Malibu’s Adamson family is seeking $53.8 million in damages relating to a 2013 hot air balloon crash that killed family patriarch Grant Adamson and seriously injured his wife Terry and daughters Lauren and Megan.
A lawsuit filed in LA County Superior Court last week details the harrowing final moments of Grant Adamson’s life and accuses a travel agent, two travel companies and a Swiss hotel of major negligence in the events leading up to the August 2013 tragedy.
The suit also alleges that the man who piloted and survived the doomed hot air balloon trip, Christian Dupuy, has a long history of alcoholism and had been drinking the night before the early-morning balloon ride. According to evidence presented, Dupuy registered a blood-alcohol level between .01 and .02 percent after the crash, in violation of Swiss law. He is currently facing manslaughter charges in the Swiss court system, according to the suit.
Moments before the balloon crashed into power lines and fell 165 feet to the ground near the Swiss Alps, Grant Adamson is said to have “had his wife and daughters lay on the bottom of the balloon’s basket and he tried to shield them with his own body to protect them. The members of the family told each other they loved each other and prayed.”
Grant Adamson died of an aortic rupture on impact, while Terry, Megan and Lauren were knocked unconscious. Terry suffered a shattered jaw and pelvis and several internal injuries. Megan’s spine was broken and “severed from her pelvis,” and Lauren’s legs were broken. All three have undergone extensive surgeries on the road to recovery. Their medical bills have totaled $1 million to date, attorneys said, and each of them will likely continue dealing with medical problems the rest of their lives.
“None of them will ever get back to where they were before this accident,” said Suzelle Smith, an attorney for the Adamsons.
The suit seeks $10.2 million for Terry’s damages, $3.8 million for Lauren’s, $3 million for Megan’s and $36.8 million for the death of Grant Adamson.
Grand Hotel Park, Protravel International, Bucher Travel and travel agent Simone Rayden are named as defendants in the case filed by attorneys on behalf of the Adamson estate.
“[The hotel] advertises it as a top-of-the-line safe trip, you can count on them to supply a competent pilot and take you on a once in a lifetime experience, but that’s not what happened,” Smith said. “They put the Adamsons into the balloon, they had a pilot who was not competent…he devastated this family.”
The Adamsons travelled to Switzerland last summer for a family vacation after booking the trip with Grand Hotel Park through Rayden and the two travel agencies. Terry Adamson purchased the hot air balloon trip over the Swiss Alps after researching it as early as 2011 and being told by Rayden that it was a “must do,” according to court documents.
What the Adamsons did not know, the suit alleges, is that Dupuy had been fired from a previous piloting gig for allegedly drinking on the job and “visiting the pub during working hours.” He was hired by Grand Hotel Park and its manager, Dupuy’s brother-in-law, even though Dupuy’s rocky employment history was evident, according to Adamson attorneys.
The suit further alleges Dupuy had very little familiarity with the route the hot air balloon was flying but that hotel employees assured the Adamsons beforehand that Dupuy was experienced on the route. But as the trip neared its landing point in Montbovon, the Adamsons asked Dupuy to land the balloon early because constant shifts in altitude of the balloon were frightening them. Dupuy’s nephew was following the balloon from the ground and at one point radioed Dupuy to say he was flying too low.
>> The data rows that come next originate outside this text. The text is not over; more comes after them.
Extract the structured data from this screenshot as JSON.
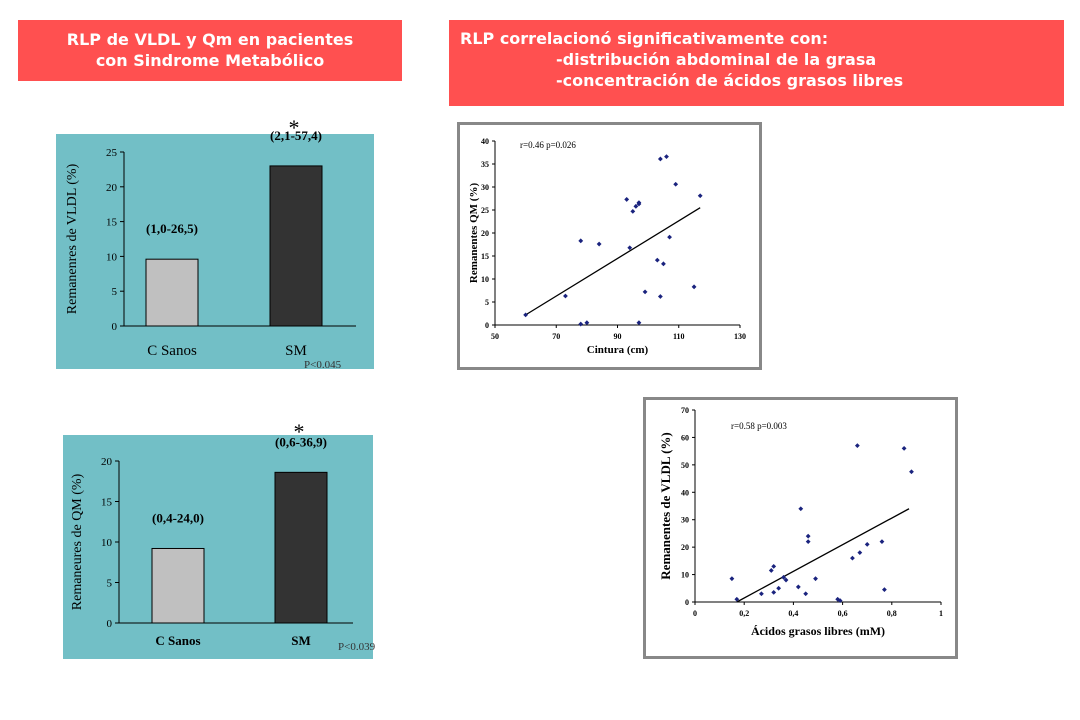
{
  "banners": {
    "left": [
      "RLP de VLDL y Qm en pacientes",
      "con Sindrome Metabólico"
    ],
    "right": [
      "RLP correlacionó significativamente con:",
      "-distribución abdominal de la grasa",
      "-concentración de ácidos grasos libres"
    ]
  },
  "colors": {
    "banner": "#ff5050",
    "panel": "#72bfc6",
    "bar_control": "#c0c0c0",
    "bar_sm": "#333333",
    "marker": "#1a237e"
  },
  "chart_data": [
    {
      "type": "bar",
      "ylabel": "Remanenres de VLDL (%)",
      "categories": [
        "C Sanos",
        "SM"
      ],
      "values": [
        9.6,
        23.0
      ],
      "annotations": [
        "(1,0-26,5)",
        "(2,1-57,4)"
      ],
      "significance": "*",
      "pvalue": "P<0.045",
      "ylim": [
        0,
        25
      ],
      "yticks": [
        "0",
        "5",
        "10",
        "15",
        "20",
        "25"
      ]
    },
    {
      "type": "bar",
      "ylabel": "Remaneures de QM (%)",
      "categories": [
        "C Sanos",
        "SM"
      ],
      "values": [
        9.2,
        18.6
      ],
      "annotations": [
        "(0,4-24,0)",
        "(0,6-36,9)"
      ],
      "significance": "*",
      "pvalue": "P<0.039",
      "ylim": [
        0,
        20
      ],
      "yticks": [
        "0",
        "5",
        "10",
        "15",
        "20"
      ]
    },
    {
      "type": "scatter",
      "annotation": "r=0.46 p=0.026",
      "xlabel": "Cintura (cm)",
      "ylabel": "Remanentes QM (%)",
      "xlim": [
        50,
        130
      ],
      "ylim": [
        0,
        40
      ],
      "xticks": [
        "50",
        "70",
        "90",
        "110",
        "130"
      ],
      "yticks": [
        "0",
        "5",
        "10",
        "15",
        "20",
        "25",
        "30",
        "35",
        "40"
      ],
      "points": [
        [
          60,
          2.2
        ],
        [
          73,
          6.3
        ],
        [
          78,
          0.2
        ],
        [
          78,
          18.3
        ],
        [
          80,
          0.5
        ],
        [
          84,
          17.6
        ],
        [
          93,
          27.3
        ],
        [
          94,
          16.8
        ],
        [
          95,
          24.7
        ],
        [
          96,
          25.8
        ],
        [
          97,
          26.6
        ],
        [
          97,
          26.3
        ],
        [
          97,
          0.5
        ],
        [
          99,
          7.2
        ],
        [
          103,
          14.1
        ],
        [
          104,
          6.2
        ],
        [
          104,
          36.1
        ],
        [
          105,
          13.3
        ],
        [
          106,
          36.6
        ],
        [
          107,
          19.1
        ],
        [
          109,
          30.6
        ],
        [
          115,
          8.3
        ],
        [
          117,
          28.1
        ]
      ],
      "trendline": [
        [
          60,
          2.2
        ],
        [
          117,
          25.5
        ]
      ]
    },
    {
      "type": "scatter",
      "annotation": "r=0.58 p=0.003",
      "xlabel": "Ácidos grasos libres (mM)",
      "ylabel": "Remanentes de VLDL (%)",
      "xlim": [
        0,
        1
      ],
      "ylim": [
        0,
        70
      ],
      "xticks": [
        "0",
        "0,2",
        "0,4",
        "0,6",
        "0,8",
        "1"
      ],
      "yticks": [
        "0",
        "10",
        "20",
        "30",
        "40",
        "50",
        "60",
        "70"
      ],
      "points": [
        [
          0.15,
          8.5
        ],
        [
          0.17,
          1
        ],
        [
          0.27,
          3
        ],
        [
          0.31,
          11.5
        ],
        [
          0.32,
          13
        ],
        [
          0.32,
          3.5
        ],
        [
          0.34,
          5
        ],
        [
          0.36,
          9
        ],
        [
          0.37,
          8
        ],
        [
          0.42,
          5.5
        ],
        [
          0.43,
          34
        ],
        [
          0.45,
          3
        ],
        [
          0.46,
          22
        ],
        [
          0.46,
          24
        ],
        [
          0.49,
          8.5
        ],
        [
          0.58,
          1
        ],
        [
          0.59,
          0.5
        ],
        [
          0.64,
          16
        ],
        [
          0.66,
          57
        ],
        [
          0.67,
          18
        ],
        [
          0.7,
          21
        ],
        [
          0.76,
          22
        ],
        [
          0.77,
          4.5
        ],
        [
          0.85,
          56
        ],
        [
          0.88,
          47.5
        ]
      ],
      "trendline": [
        [
          0.17,
          0
        ],
        [
          0.87,
          34
        ]
      ]
    }
  ]
}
“Approaching the landing site at Montbovon, Dupuy was flying too low,” the suit states. “Megan saw that the balloon was headed for power lines and cried out to Dupuy. Dupuy was looking in the opposite direction.”
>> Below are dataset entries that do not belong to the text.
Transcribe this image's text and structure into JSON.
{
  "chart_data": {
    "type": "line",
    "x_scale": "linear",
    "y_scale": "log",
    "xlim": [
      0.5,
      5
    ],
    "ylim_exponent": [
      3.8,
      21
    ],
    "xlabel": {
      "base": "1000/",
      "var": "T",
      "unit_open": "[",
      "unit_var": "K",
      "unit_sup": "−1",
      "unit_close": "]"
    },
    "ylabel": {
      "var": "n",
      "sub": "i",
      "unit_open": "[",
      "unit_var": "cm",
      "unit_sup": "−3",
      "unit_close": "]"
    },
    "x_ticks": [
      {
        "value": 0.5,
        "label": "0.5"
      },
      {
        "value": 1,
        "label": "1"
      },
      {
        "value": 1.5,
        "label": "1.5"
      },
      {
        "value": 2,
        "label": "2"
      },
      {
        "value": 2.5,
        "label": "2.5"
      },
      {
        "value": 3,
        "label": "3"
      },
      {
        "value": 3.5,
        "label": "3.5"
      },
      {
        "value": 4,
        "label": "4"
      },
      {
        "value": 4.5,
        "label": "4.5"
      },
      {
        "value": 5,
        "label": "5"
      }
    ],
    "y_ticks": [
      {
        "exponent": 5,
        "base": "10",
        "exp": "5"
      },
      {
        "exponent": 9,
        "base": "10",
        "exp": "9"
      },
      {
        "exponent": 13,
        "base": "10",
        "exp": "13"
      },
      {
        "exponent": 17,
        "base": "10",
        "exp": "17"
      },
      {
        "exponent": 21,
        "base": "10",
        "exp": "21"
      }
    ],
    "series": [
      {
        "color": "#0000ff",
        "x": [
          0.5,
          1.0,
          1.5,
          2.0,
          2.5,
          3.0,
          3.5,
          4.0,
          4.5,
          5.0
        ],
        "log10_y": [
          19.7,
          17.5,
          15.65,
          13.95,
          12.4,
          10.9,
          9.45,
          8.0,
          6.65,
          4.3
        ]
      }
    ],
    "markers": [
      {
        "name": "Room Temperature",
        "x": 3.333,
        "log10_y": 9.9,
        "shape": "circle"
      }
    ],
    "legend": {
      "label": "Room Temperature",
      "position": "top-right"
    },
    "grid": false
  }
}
Moments later, the balloon hit the lines and began falling.
“The Grand [Hotel] either did not properly investigate the condition of its pilot before entrusting the Adamson family to him,” the suit alleges, “or knew he had been drinking before the flight and ignored it.”
The great-grandson of Frederick and Rhoda May Rindge, who in 1892 purchased the land that is now Malibu, Grant Adamson descended from a family known as Malibu’s founders. He was an owner of the Mariposa Land Company, which managed the family’s real estate holdings, and was a founding member of Pepperdine University’s Crest Board, among other community involvements. He and his family resided in Serra Retreat.
A pretrial conference date has been set for Oct. 20, 2014.